The family's CK Asset Holdings Ltd unit agreed to pay £2.7 billion (S$4.54 billion) for Greene King plc, which operates more than 2,700 British bars, restaurants and hotels, the Hong Kong-based company said in a statement Monday. The offer is equal to 850 pence a share, a premium of about 51 per cent to Greene King's closing price on Friday.

CK Asset said "pubs will continue to be an important part of British culture and the eating and drinking out market". The conglomerate's expansion in UK pubs signals confidence that turmoil around the country's plan to exit the European Union won't sink the economy, even as it erodes the price of the country's currency and assets.

"If not for Brexit, the price would have been different," said Jonas Kan, head of Hong Kong research at Daiwa Capital Markets.

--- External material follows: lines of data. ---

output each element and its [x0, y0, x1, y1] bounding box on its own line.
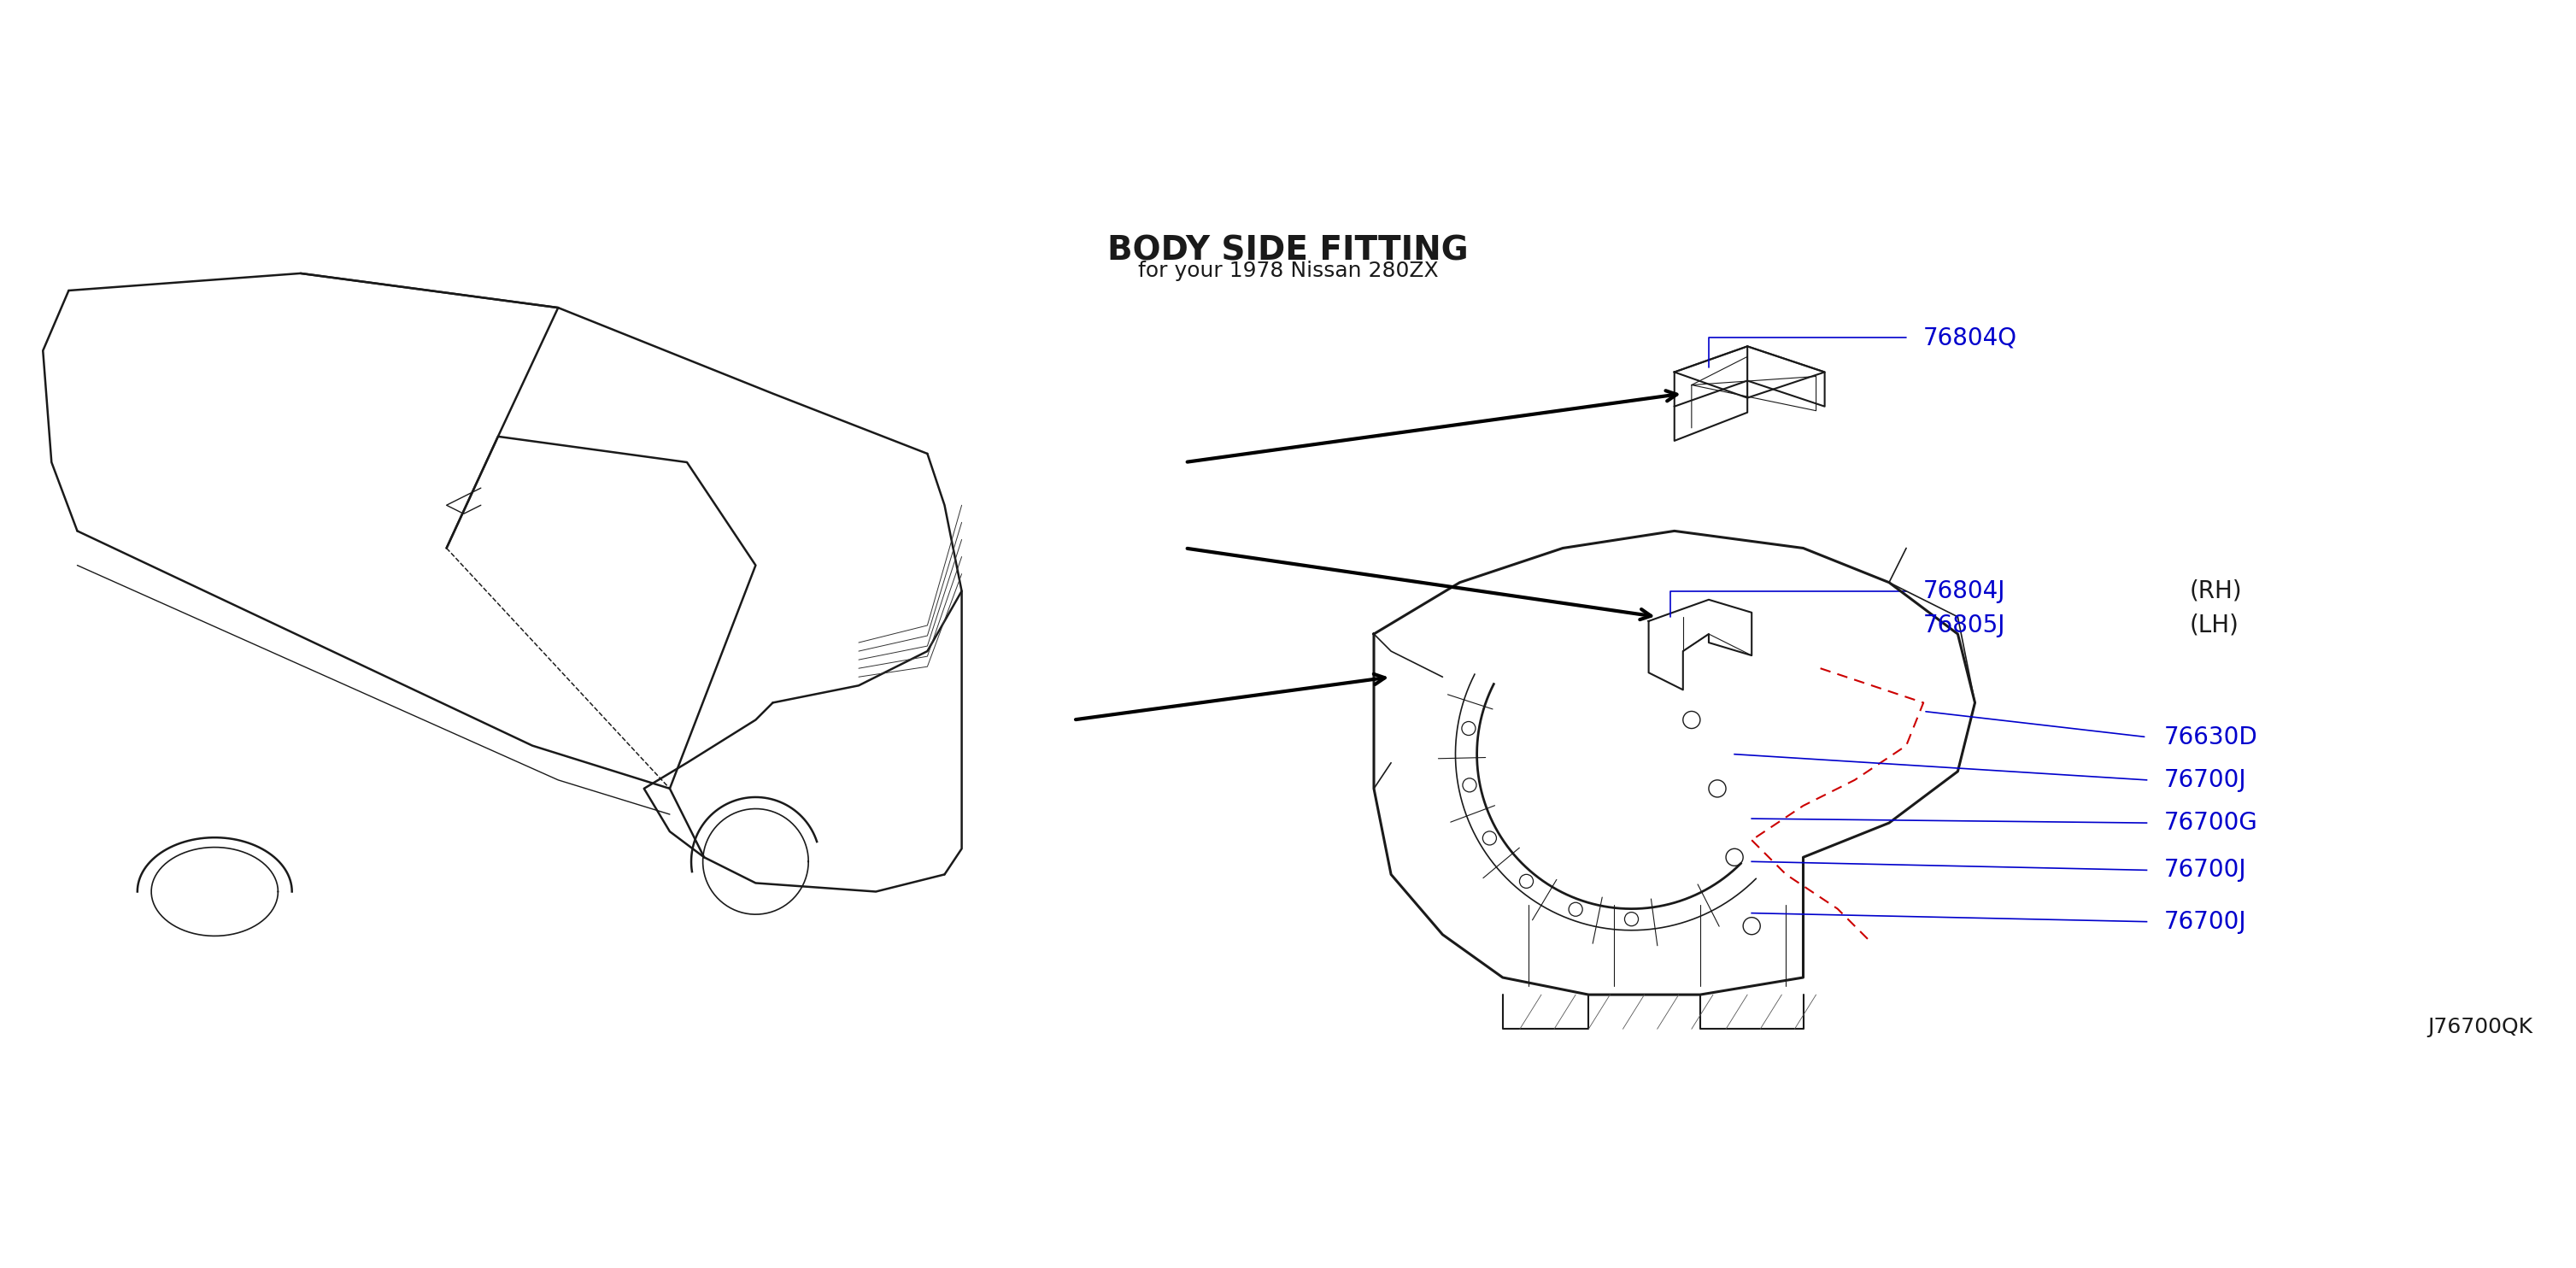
Text: 76805J: 76805J — [1924, 614, 2007, 638]
Text: 76630D: 76630D — [2164, 725, 2257, 749]
Text: 76700G: 76700G — [2164, 812, 2257, 834]
Text: for your 1978 Nissan 280ZX: for your 1978 Nissan 280ZX — [1139, 260, 1437, 281]
Text: 76804J: 76804J — [1924, 579, 2007, 604]
Text: 76700J: 76700J — [2164, 768, 2246, 792]
Text: BODY SIDE FITTING: BODY SIDE FITTING — [1108, 235, 1468, 268]
Text: (LH): (LH) — [2190, 614, 2239, 638]
Text: 76804Q: 76804Q — [1924, 326, 2017, 350]
Text: 76700J: 76700J — [2164, 909, 2246, 933]
Text: J76700QK: J76700QK — [2427, 1017, 2532, 1037]
Text: (RH): (RH) — [2190, 579, 2241, 604]
Text: 76700J: 76700J — [2164, 858, 2246, 883]
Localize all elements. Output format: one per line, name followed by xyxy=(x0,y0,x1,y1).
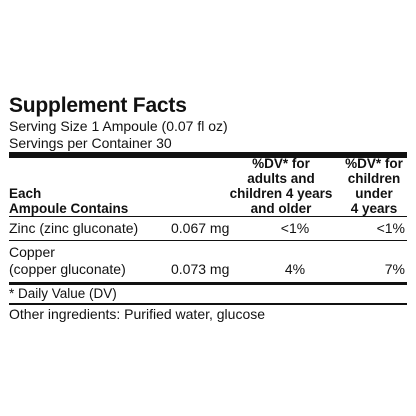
thick-rule-top xyxy=(9,152,407,158)
thick-rule-bottom xyxy=(9,282,407,285)
header-each-ampoule: Each Ampoule Contains xyxy=(9,186,128,216)
supplement-facts-panel: Supplement Facts Serving Size 1 Ampoule … xyxy=(9,94,407,322)
header-dv-children: %DV* for children under 4 years xyxy=(339,156,409,216)
header-dv-children-line4: 4 years xyxy=(350,201,398,216)
header-dv-adults-line2: adults and xyxy=(247,171,315,186)
nutrient-dv-adult: 4% xyxy=(284,261,306,277)
header-dv-adults-line3: children 4 years xyxy=(229,186,333,201)
header-dv-adults-line1: %DV* for xyxy=(252,156,310,171)
footnote: * Daily Value (DV) xyxy=(9,286,117,301)
header-ampoule-contains: Ampoule Contains xyxy=(9,201,129,216)
header-dv-children-line3: under xyxy=(355,186,393,201)
header-dv-adults: %DV* for adults and children 4 years and… xyxy=(227,156,335,216)
nutrient-name-sub: (copper gluconate) xyxy=(9,261,126,277)
header-dv-children-line2: children xyxy=(347,171,401,186)
header-each: Each xyxy=(9,186,42,201)
nutrient-name: Copper xyxy=(9,244,55,260)
nutrient-dv-child: 7% xyxy=(384,261,405,277)
panel-title: Supplement Facts xyxy=(9,94,187,117)
footnote-divider xyxy=(9,303,407,305)
header-dv-children-line1: %DV* for xyxy=(345,156,403,171)
other-ingredients: Other ingredients: Purified water, gluco… xyxy=(9,306,266,322)
row-divider xyxy=(9,240,407,241)
header-dv-adults-line4: and older xyxy=(250,201,312,216)
nutrient-name: Zinc (zinc gluconate) xyxy=(9,220,139,236)
nutrient-dv-child: <1% xyxy=(376,220,405,236)
header-divider xyxy=(9,216,407,217)
servings-per-container: Servings per Container 30 xyxy=(9,135,172,151)
nutrient-dv-adult: <1% xyxy=(280,220,310,236)
serving-size: Serving Size 1 Ampoule (0.07 fl oz) xyxy=(9,118,228,134)
nutrient-amount: 0.073 mg xyxy=(171,261,230,277)
nutrient-amount: 0.067 mg xyxy=(171,220,230,236)
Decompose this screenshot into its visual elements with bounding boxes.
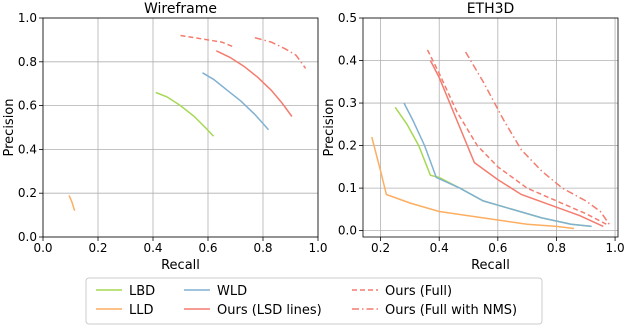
legend-label-wld: WLD: [217, 284, 247, 299]
legend-label-lld: LLD: [129, 303, 154, 318]
wireframe-x-axis-label: Recall: [161, 258, 200, 273]
wireframe-title: Wireframe: [144, 1, 217, 17]
wireframe-x-tick-label: 0.6: [198, 241, 217, 255]
wireframe-series-ours-full-with-nms: [254, 36, 307, 69]
wireframe-series-lbd: [155, 91, 215, 137]
wireframe-y-tick-label: 0.8: [18, 55, 37, 69]
eth3d-x-tick-label: 0.4: [430, 241, 449, 255]
wireframe-series-ours-full: [180, 34, 233, 48]
wireframe-y-tick-label: 0.4: [18, 142, 37, 156]
eth3d-x-tick-label: 0.6: [488, 241, 507, 255]
eth3d-series-wld: [403, 102, 592, 228]
wireframe-x-tick-label: 0.2: [88, 241, 107, 255]
eth3d-y-axis-label: Precision: [322, 98, 337, 156]
wireframe-y-tick-label: 0.0: [18, 230, 37, 244]
eth3d-y-tick-label: 0.4: [338, 54, 357, 68]
eth3d-series-lld: [371, 136, 575, 230]
wireframe-series-wld: [202, 72, 270, 131]
eth3d-series-ours-lsd-lines: [429, 60, 604, 228]
wireframe-x-tick-label: 0.4: [143, 241, 162, 255]
wireframe-y-axis-label: Precision: [2, 98, 17, 156]
eth3d-chart: 0.2 0.4 0.6 0.8 1.0 0.0 0.1 0.2 0.3 0.4 0.5 ETH3D Re…: [322, 1, 625, 273]
legend-label-ours-lsd-lines: Ours (LSD lines): [217, 303, 322, 318]
wireframe-chart: 0.0 0.2 0.4 0.6 0.8 1.0 0.0 0.2 0.4 0.6 0.8 1.0 Wire…: [2, 1, 328, 273]
wireframe-x-tick-label: 0.0: [33, 241, 52, 255]
eth3d-plot-frame: [362, 17, 619, 238]
eth3d-y-tick-label: 0.1: [338, 181, 357, 195]
wireframe-y-tick-label: 0.2: [18, 186, 37, 200]
eth3d-y-tick-label: 0.3: [338, 96, 357, 110]
wireframe-x-tick-label: 0.8: [253, 241, 272, 255]
eth3d-x-axis-label: Recall: [471, 258, 510, 273]
wireframe-plot-frame: [42, 17, 319, 238]
legend-label-lbd: LBD: [129, 284, 155, 299]
legend-label-ours-full-with-nms: Ours (Full with NMS): [385, 303, 517, 318]
wireframe-x-tick-label: 1.0: [308, 241, 327, 255]
eth3d-series-ours-full-with-nms: [464, 51, 610, 225]
eth3d-x-tick-label: 0.2: [371, 241, 390, 255]
wireframe-series-ours-lsd-lines: [215, 50, 293, 117]
eth3d-title: ETH3D: [467, 1, 515, 17]
eth3d-x-tick-label: 1.0: [606, 241, 625, 255]
legend: LBD LLD WLD Ours (LSD lines) Ours (Full) Ours…: [85, 277, 543, 325]
eth3d-x-tick-label: 0.8: [547, 241, 566, 255]
eth3d-y-tick-label: 0.5: [338, 11, 357, 25]
eth3d-y-tick-label: 0.2: [338, 139, 357, 153]
eth3d-series-ours-full: [426, 49, 607, 225]
wireframe-y-tick-label: 1.0: [18, 11, 37, 25]
eth3d-y-tick-label: 0.0: [338, 224, 357, 238]
wireframe-series-lld: [68, 195, 76, 211]
wireframe-y-tick-label: 0.6: [18, 99, 37, 113]
legend-label-ours-full: Ours (Full): [385, 284, 452, 299]
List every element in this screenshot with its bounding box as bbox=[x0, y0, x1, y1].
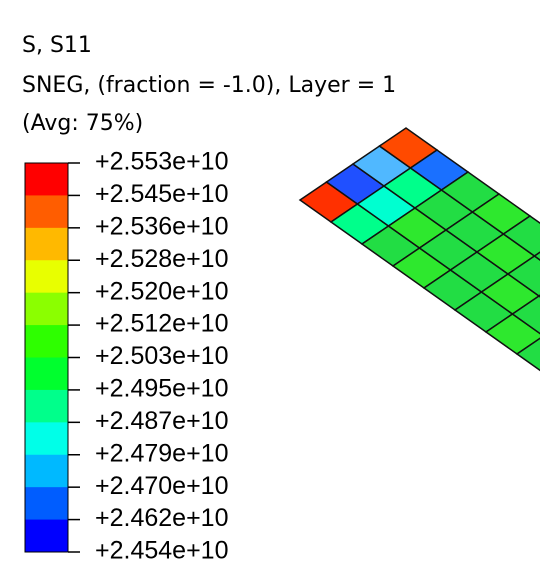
legend-title: S, S11 bbox=[22, 33, 92, 58]
legend-label: +2.495e+10 bbox=[95, 375, 228, 403]
legend-label: +2.545e+10 bbox=[95, 180, 228, 208]
color-band bbox=[25, 325, 68, 358]
legend-label: +2.470e+10 bbox=[95, 472, 228, 500]
legend-label: +2.520e+10 bbox=[95, 277, 228, 305]
legend-label: +2.553e+10 bbox=[95, 148, 228, 176]
legend-label: +2.462e+10 bbox=[95, 504, 228, 532]
color-band bbox=[25, 163, 68, 196]
legend-label: +2.503e+10 bbox=[95, 342, 228, 370]
legend-label: +2.536e+10 bbox=[95, 212, 228, 240]
color-band bbox=[25, 195, 68, 228]
legend-label: +2.512e+10 bbox=[95, 310, 228, 338]
color-band bbox=[25, 390, 68, 423]
color-band bbox=[25, 422, 68, 455]
color-band bbox=[25, 520, 68, 553]
color-band bbox=[25, 358, 68, 391]
mesh bbox=[300, 128, 540, 398]
color-band bbox=[25, 487, 68, 520]
legend-label: +2.479e+10 bbox=[95, 439, 228, 467]
legend-label: +2.454e+10 bbox=[95, 537, 228, 565]
color-band bbox=[25, 260, 68, 293]
legend-label: +2.528e+10 bbox=[95, 245, 228, 273]
color-band bbox=[25, 228, 68, 261]
legend-label: +2.487e+10 bbox=[95, 407, 228, 435]
color-bar: +2.553e+10 +2.545e+10 +2.536e+10 +2.528e+10… bbox=[25, 148, 228, 565]
color-band bbox=[25, 455, 68, 488]
legend-subtitle: SNEG, (fraction = -1.0), Layer = 1 bbox=[22, 73, 396, 98]
legend-average: (Avg: 75%) bbox=[22, 111, 143, 136]
viewport: S, S11 SNEG, (fraction = -1.0), Layer = … bbox=[0, 0, 540, 565]
color-band bbox=[25, 293, 68, 326]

The deal fits the company's strategy to boost rental income, he said.

Greene King had lost more than one-third of its market value over the past four years prior to news of the deal, while the pound has depreciated about 18 per cent against the Hong Kong dollar since the June 2016 Brexit referendum.

The investment should generate reliable cash flow, Mr Kan said.

Greene King has an established position as well as attractive real estate assets and a resilient financial profile, CK Asset said in the statement.

The acquisition also comes as months of protests have rattled markets in Hong Kong. Mr Li Ka-shing, who has called for calm in newspaper ads, had already been diversifying away from real estate in the city in recent years. His main company, CK Hutchison Holdings Ltd, generates more than half of its earnings from Europe.

Mr Victor Li has also been shopping outside Hong Kong, said Shaun Tan, an analyst at UOB Kay Hian in Hong Kong.

The Hong Kong group has been looking into "giant acquisitions overseas" for more than a year, said Mr Tan. The deal shows CK Asset remains confident in the UK economy despite the risks of Brexit, he said.

The Greene King purchase is the group's biggest bet since the US$5.6 billion purchase of Australian power provider Duet Group in 2017, the last big acquisition completed before Mr Li Ka-shing handed the reins to his son in May 2018.